The oceanic whitetip shark's declining status in the wild warrants listing as threatened under the Endangered Species Act, an arm of the federal government has determined.
The shark is found around the world, mostly in open water, and the conservation group Defenders of Wildlife called on the government to list the species. The listing would be the most widespread shark listing in the U.S. to date.
The National Marine Fisheries Service said in a document published in the Federal Register in December that the sharks are indeed likely to become endangered in all or at least a significant portion of their range "within the foreseeable future."
Threats to the sharks include fishing pressure all over the world, as their fins are prized in Asian markets for use in soup. The sharks have declined by 80 to 90 percent in the Pacific Ocean since the 1990s, and 50 percent to 85 percent in the Atlantic Ocean since the 1950s, said Chelsey Young, a natural resource management specialist for the fisheries service.

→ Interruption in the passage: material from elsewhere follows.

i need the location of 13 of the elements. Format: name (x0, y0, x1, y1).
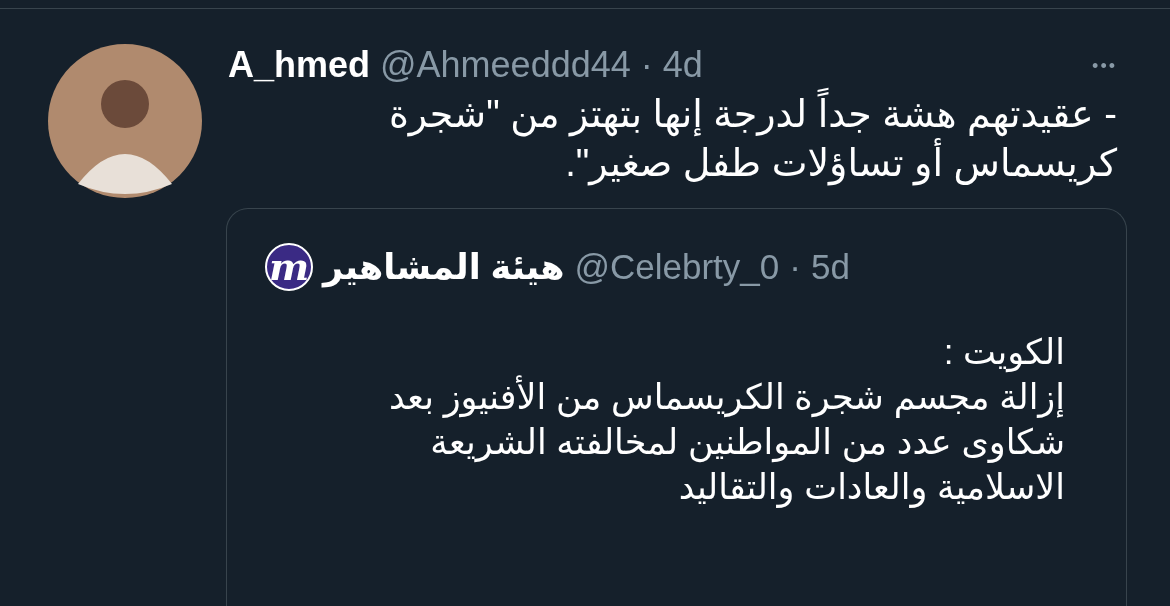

"The oceanic whitetip has very large pectoral fins, and so they have fetched a high price on the international market in Asia," Young said. "It incentivized the fin trade."
The fisheries service is collecting public comments about the shark's status until March and is expected to make a final decision in November. Listing the species as threatened would afford it protections aimed at recovery.
The shark is also listed as "vulnerable" on the International Union for Conservation of Nature Red List of Threatened Species. Additional protections would only help, said Lora Snyder, a campaign director for conservation group Oceana. The group has also pushed for a broader ban on the U.S. shark fin trade, which is already restricted.
"In order to truly combat the global trade of shark fins, which kills tens of millions of sharks every year, we need to pass a full ban in the U.S. on the buying and selling of shark fins," Snyder said.
Attacks on humans by the sharks are extremely rare. Oceanic whitetips are thought to be responsible for some of the deaths of sailors who were aboard the USS Indianapolis, a Navy cruiser that was sunk during World War II. But there have been only 10 documented non-provoked attacks on humans by the sharks, according to the Florida Museum, which collects records about shark attacks.